100%. Basically the more you dry the longer it lasts and the cooler you can dry something the less things will get damaged by heat. It why freeze drying last so long and keeps so much nutrition. Granted it helps a lot to keep it away from oxygen as well so sealed with oxygen absorbers is kinda king. Grainds are generally dry enough that the sealing and removing air is a big deal. You could keep zip locks of oatmeal in storage buckets with oxygen absorbers. If you want to have other dried things with it though its kinda good to keep it all seperate.

[–] AloneDownUnder@quokk.au 2 points 2 days ago (1 children)

With oxygen absorbers, what do you mean exactly? Like desiccants? or that's for moisture, i suppose?

We generally keep things in mason jars until we need it for a hike, then just separate it into smaller, seal-able freezerbags.
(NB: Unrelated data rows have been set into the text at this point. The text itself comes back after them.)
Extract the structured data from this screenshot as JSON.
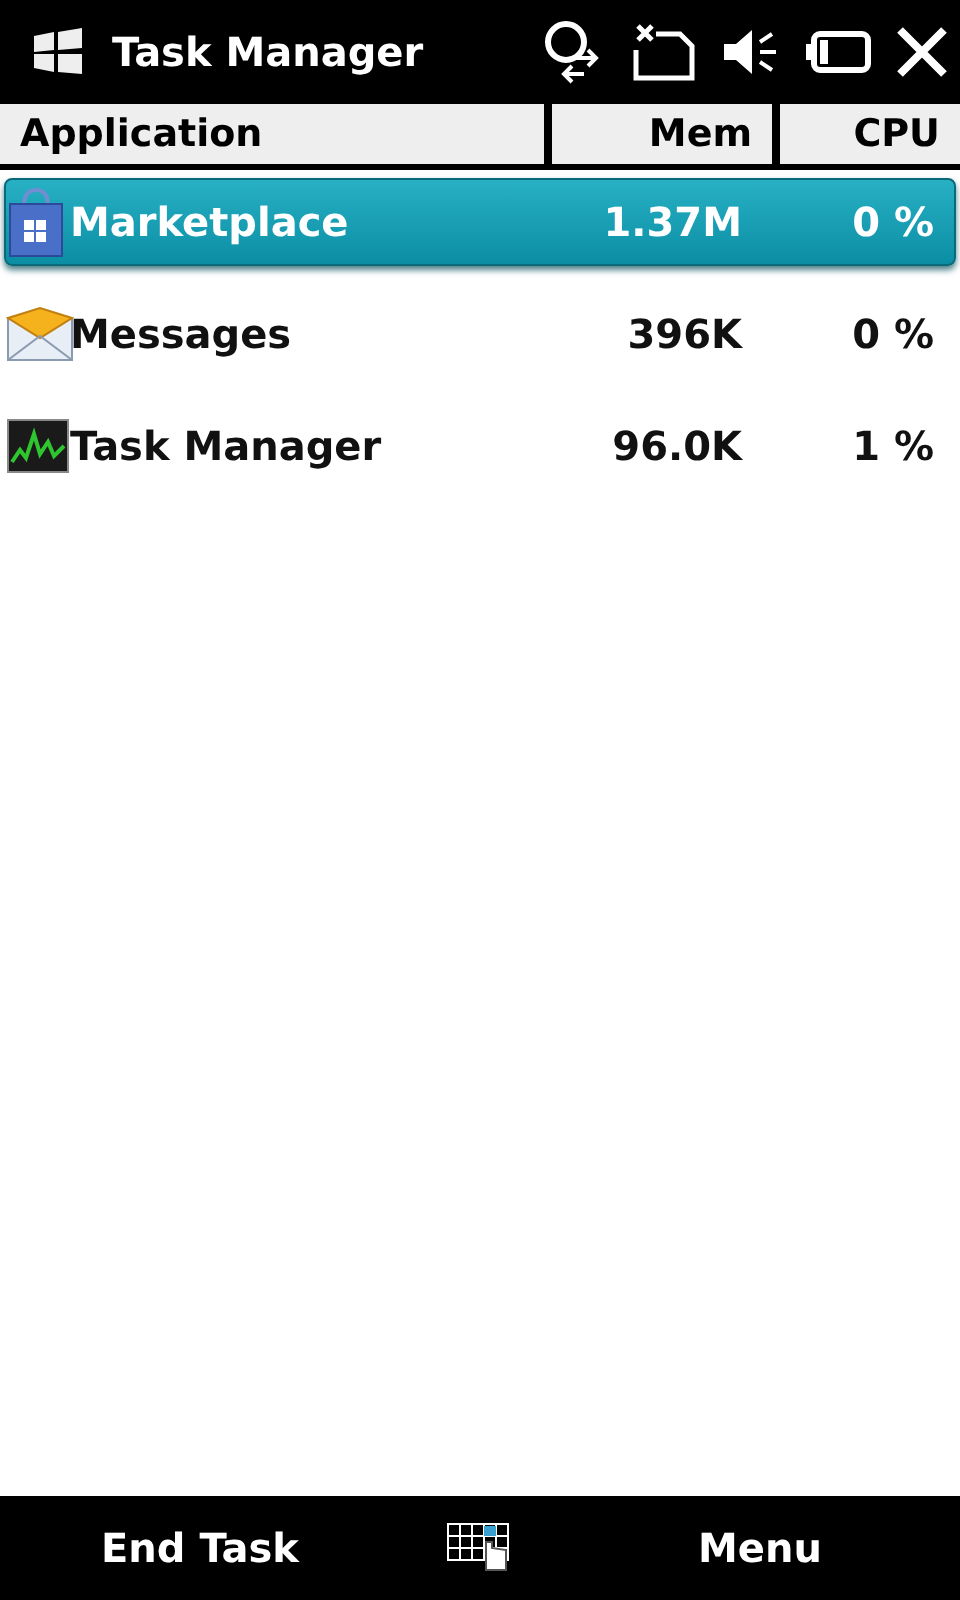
{
  "window": {
    "title": "Task Manager"
  },
  "table": {
    "columns": [
      "Application",
      "Mem",
      "CPU"
    ],
    "rows": [
      {
        "kind": "bag",
        "name": "Marketplace",
        "mem": "1.37M",
        "cpu": "0 %",
        "selected": true
      },
      {
        "kind": "envelope",
        "name": "Messages",
        "mem": "396K",
        "cpu": "0 %",
        "selected": false
      },
      {
        "kind": "monitor",
        "name": "Task Manager",
        "mem": "96.0K",
        "cpu": "1 %",
        "selected": false
      }
    ]
  },
  "softkeys": {
    "left": "End Task",
    "right": "Menu"
  }
}
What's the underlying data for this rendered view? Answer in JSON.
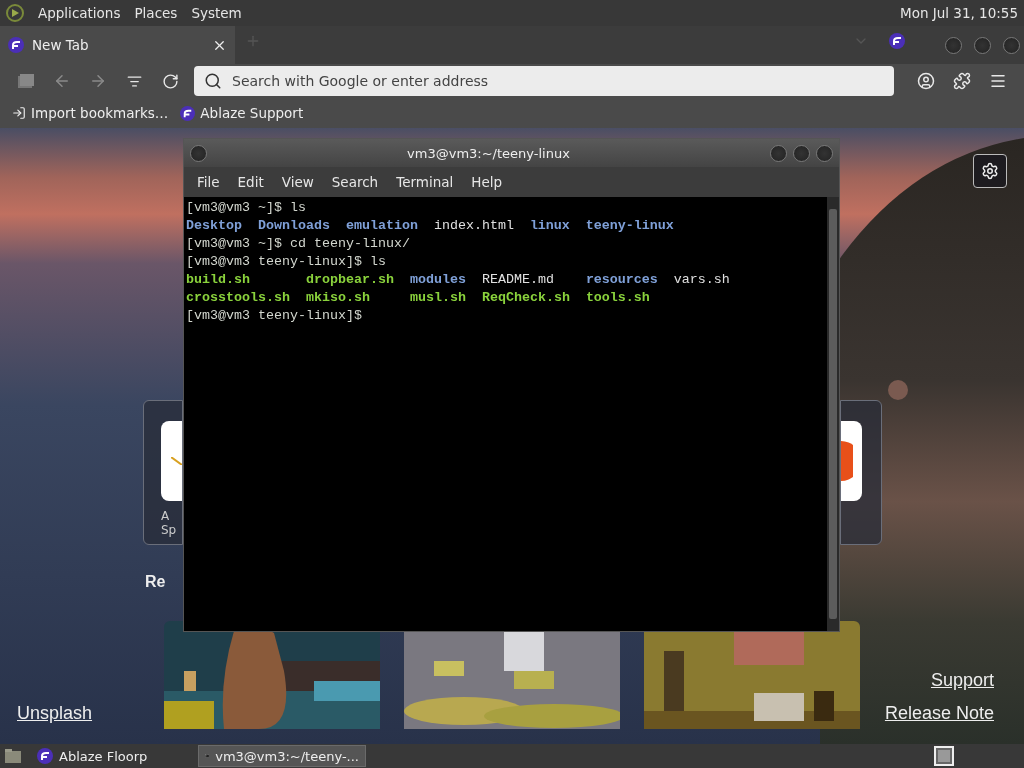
{
  "top_panel": {
    "menus": [
      "Applications",
      "Places",
      "System"
    ],
    "clock": "Mon Jul 31, 10:55"
  },
  "browser": {
    "tabs": [
      {
        "title": "New Tab",
        "selected": true
      }
    ],
    "address_bar": {
      "placeholder": "Search with Google or enter address"
    },
    "bookmarks": [
      {
        "label": "Import bookmarks…",
        "kind": "import"
      },
      {
        "label": "Ablaze Support",
        "kind": "site"
      }
    ]
  },
  "new_tab_page": {
    "shortcuts": [
      {
        "kind": "pen",
        "label_lines": [
          "A",
          "Sp"
        ]
      },
      {
        "kind": "orange"
      }
    ],
    "section_heading": "Re",
    "photos": [
      {
        "kind": "dog"
      },
      {
        "kind": "plates"
      },
      {
        "kind": "room"
      }
    ],
    "links_left": [
      "Unsplash"
    ],
    "links_right": [
      "Support",
      "Release Note"
    ]
  },
  "terminal": {
    "title": "vm3@vm3:~/teeny-linux",
    "menu": [
      "File",
      "Edit",
      "View",
      "Search",
      "Terminal",
      "Help"
    ],
    "lines": [
      {
        "kind": "command",
        "text": "[vm3@vm3 ~]$ ls"
      },
      {
        "kind": "listing",
        "rows": [
          [
            {
              "name": "Desktop",
              "kind": "dir"
            },
            {
              "name": "Downloads",
              "kind": "dir"
            },
            {
              "name": "emulation",
              "kind": "dir"
            },
            {
              "name": "index.html",
              "kind": "file"
            },
            {
              "name": "linux",
              "kind": "dir"
            },
            {
              "name": "teeny-linux",
              "kind": "dir"
            }
          ]
        ]
      },
      {
        "kind": "command",
        "text": "[vm3@vm3 ~]$ cd teeny-linux/"
      },
      {
        "kind": "command",
        "text": "[vm3@vm3 teeny-linux]$ ls"
      },
      {
        "kind": "listing",
        "rows": [
          [
            {
              "name": "build.sh",
              "kind": "exec"
            },
            {
              "name": "dropbear.sh",
              "kind": "exec"
            },
            {
              "name": "modules",
              "kind": "dir"
            },
            {
              "name": "README.md",
              "kind": "file"
            },
            {
              "name": "resources",
              "kind": "dir"
            },
            {
              "name": "vars.sh",
              "kind": "file"
            }
          ],
          [
            {
              "name": "crosstools.sh",
              "kind": "exec"
            },
            {
              "name": "mkiso.sh",
              "kind": "exec"
            },
            {
              "name": "musl.sh",
              "kind": "exec"
            },
            {
              "name": "ReqCheck.sh",
              "kind": "exec"
            },
            {
              "name": "tools.sh",
              "kind": "exec"
            }
          ]
        ]
      },
      {
        "kind": "command",
        "text": "[vm3@vm3 teeny-linux]$"
      }
    ]
  },
  "taskbar": {
    "tasks": [
      {
        "label": "Ablaze Floorp",
        "kind": "browser",
        "selected": false
      },
      {
        "label": "vm3@vm3:~/teeny-...",
        "kind": "terminal",
        "selected": true
      }
    ]
  }
}
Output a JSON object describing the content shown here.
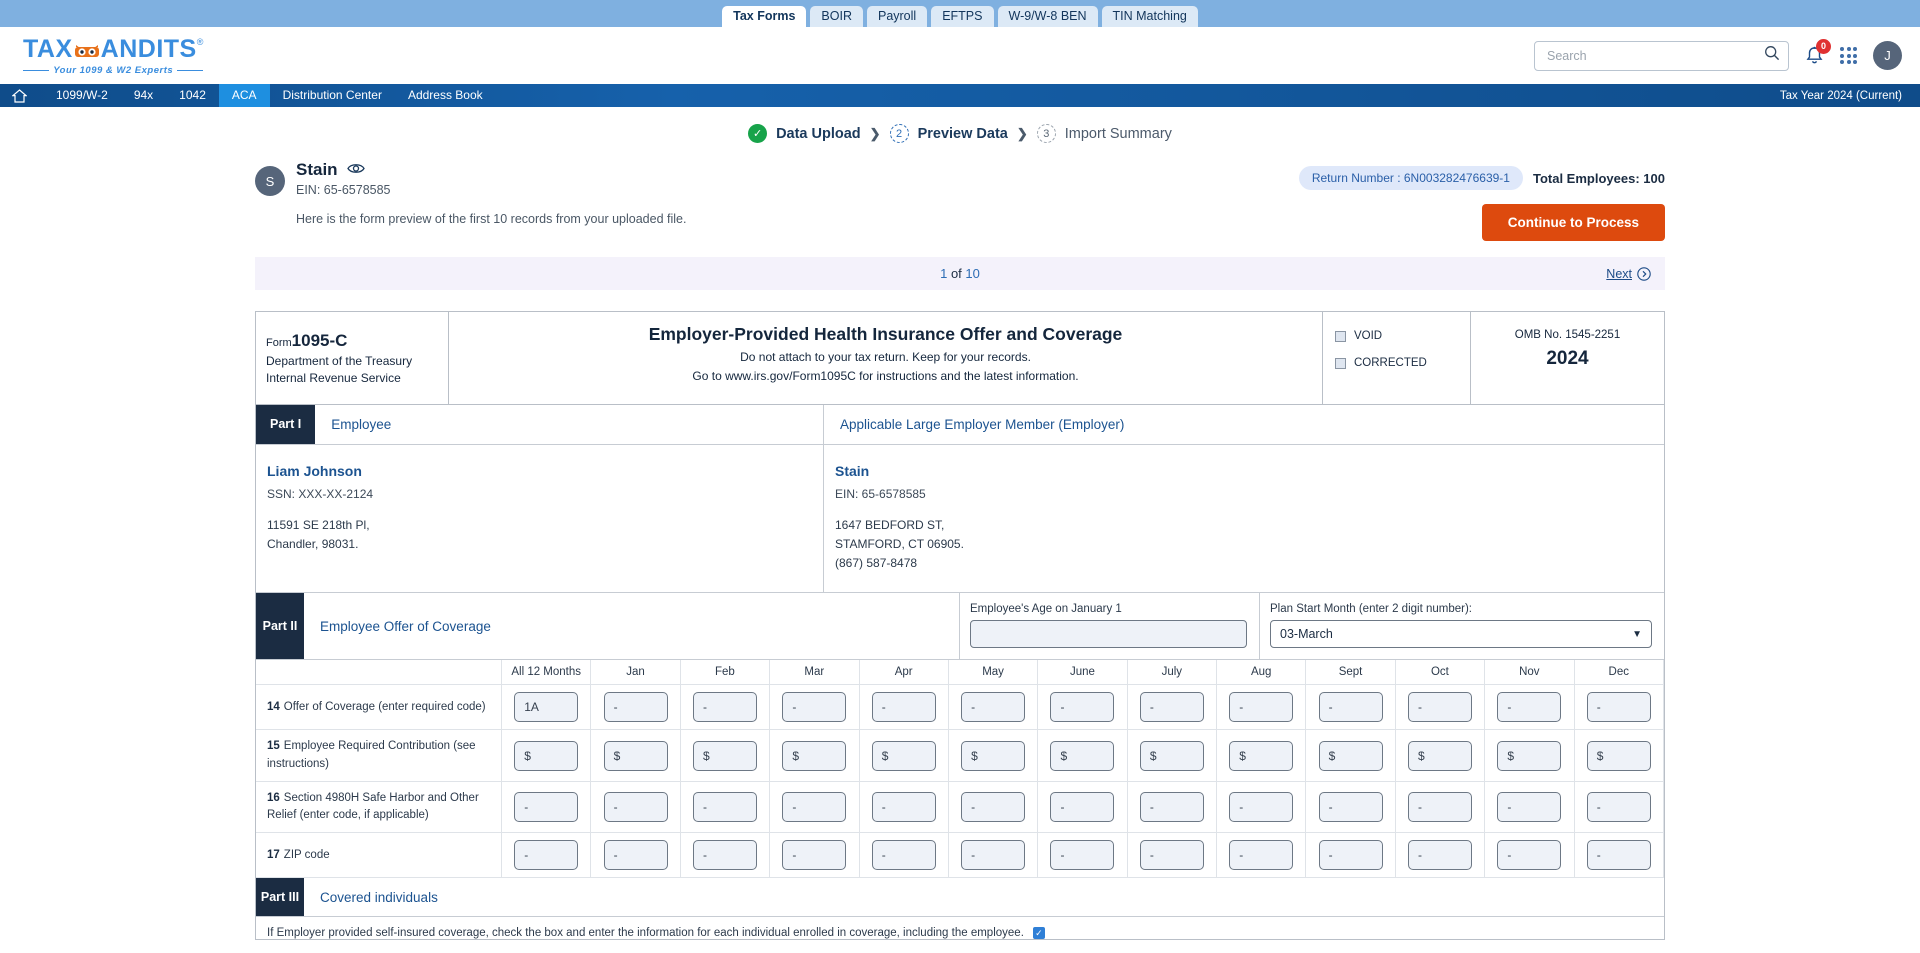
{
  "product_tabs": [
    {
      "label": "Tax Forms",
      "active": true
    },
    {
      "label": "BOIR",
      "active": false
    },
    {
      "label": "Payroll",
      "active": false
    },
    {
      "label": "EFTPS",
      "active": false
    },
    {
      "label": "W-9/W-8 BEN",
      "active": false
    },
    {
      "label": "TIN Matching",
      "active": false
    }
  ],
  "header": {
    "logo_text_a": "TAX",
    "logo_text_b": "ANDITS",
    "logo_tm": "®",
    "logo_tagline": "Your 1099 & W2 Experts",
    "search_placeholder": "Search",
    "search_value": "",
    "notification_count": "0",
    "avatar_initial": "J"
  },
  "nav": {
    "items": [
      {
        "label": "1099/W-2",
        "active": false
      },
      {
        "label": "94x",
        "active": false
      },
      {
        "label": "1042",
        "active": false
      },
      {
        "label": "ACA",
        "active": true
      },
      {
        "label": "Distribution Center",
        "active": false
      },
      {
        "label": "Address Book",
        "active": false
      }
    ],
    "tax_year": "Tax Year 2024 (Current)"
  },
  "stepper": {
    "steps": [
      {
        "marker": "✓",
        "label": "Data Upload",
        "state": "done"
      },
      {
        "marker": "2",
        "label": "Preview Data",
        "state": "current"
      },
      {
        "marker": "3",
        "label": "Import Summary",
        "state": "pending"
      }
    ],
    "separator": "❯"
  },
  "company": {
    "avatar_initial": "S",
    "name": "Stain",
    "ein": "EIN: 65-6578585",
    "note": "Here is the form preview of the first 10 records from your uploaded file.",
    "return_number": "Return Number :  6N003282476639-1",
    "total_employees_label": "Total Employees:",
    "total_employees_value": "100",
    "continue_label": "Continue to Process"
  },
  "pager": {
    "current": "1",
    "of": "of",
    "total": "10",
    "next_label": "Next"
  },
  "form": {
    "form_word": "Form",
    "form_number": "1095-C",
    "dept_line1": "Department of the Treasury",
    "dept_line2": "Internal Revenue Service",
    "title": "Employer-Provided Health Insurance Offer and Coverage",
    "sub1": "Do not attach to your tax return. Keep for your records.",
    "sub2": "Go to www.irs.gov/Form1095C for instructions and the latest information.",
    "void_label": "VOID",
    "corrected_label": "CORRECTED",
    "omb": "OMB No. 1545-2251",
    "year": "2024",
    "part1": {
      "tag": "Part I",
      "employee_label": "Employee",
      "employer_label": "Applicable Large Employer Member (Employer)",
      "employee": {
        "name": "Liam Johnson",
        "ssn": "SSN: XXX-XX-2124",
        "addr1": "11591 SE 218th Pl,",
        "addr2": "Chandler, 98031."
      },
      "employer": {
        "name": "Stain",
        "ein": "EIN: 65-6578585",
        "addr1": "1647 BEDFORD ST,",
        "addr2": "STAMFORD, CT 06905.",
        "phone": "(867) 587-8478"
      }
    },
    "part2": {
      "tag": "Part II",
      "label": "Employee Offer of Coverage",
      "age_label": "Employee's Age on January 1",
      "age_value": "",
      "plan_label": "Plan Start Month (enter 2 digit number):",
      "plan_value": "03-March"
    },
    "columns": [
      "All 12 Months",
      "Jan",
      "Feb",
      "Mar",
      "Apr",
      "May",
      "June",
      "July",
      "Aug",
      "Sept",
      "Oct",
      "Nov",
      "Dec"
    ],
    "rows": [
      {
        "num": "14",
        "label": "Offer of Coverage (enter required code)",
        "values": [
          "1A",
          "-",
          "-",
          "-",
          "-",
          "-",
          "-",
          "-",
          "-",
          "-",
          "-",
          "-",
          "-"
        ]
      },
      {
        "num": "15",
        "label": "Employee Required Contribution (see instructions)",
        "values": [
          "$",
          "$",
          "$",
          "$",
          "$",
          "$",
          "$",
          "$",
          "$",
          "$",
          "$",
          "$",
          "$"
        ]
      },
      {
        "num": "16",
        "label": "Section 4980H Safe Harbor and Other Relief (enter code, if applicable)",
        "values": [
          "-",
          "-",
          "-",
          "-",
          "-",
          "-",
          "-",
          "-",
          "-",
          "-",
          "-",
          "-",
          "-"
        ]
      },
      {
        "num": "17",
        "label": "ZIP code",
        "values": [
          "-",
          "-",
          "-",
          "-",
          "-",
          "-",
          "-",
          "-",
          "-",
          "-",
          "-",
          "-",
          "-"
        ]
      }
    ],
    "part3": {
      "tag": "Part III",
      "label": "Covered individuals",
      "note": "If Employer provided self-insured coverage, check the box and enter the information for each individual enrolled in coverage, including the employee.",
      "checked": "✓"
    }
  },
  "colors": {
    "brand_blue": "#3a8dde",
    "nav_blue": "#0f4c8a",
    "nav_active": "#1e8fe0",
    "accent_orange": "#dd4a0e",
    "step_done_green": "#17a34a",
    "dark_navy": "#1b2c42"
  }
}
[–] HubertManne@piefed.social 2 points 2 days ago

yeah and that will be fine. oxygen absorbers should come up with that on a we search but yeah its a bit like dessiccants. They are not needed that is just if you want something that is going to last like over a year kind of thing. It depends basically on how dried out you get whatever and then what temp they are kept and and how much oxygen they get exposed to. like the bags and jars will limit the oxygen as it won't be refreshed as much. If you want to get fancy fats basically keep moisture and oxygen at bay which is why pemmican is basically dried foods that are powerdered and mixed with fat. Its also why stuff was just straight up packed with salt or salt solutions. It draws the plain water out and in the case of salt solutions keeps oxygen away especially if it ferments and makes co2.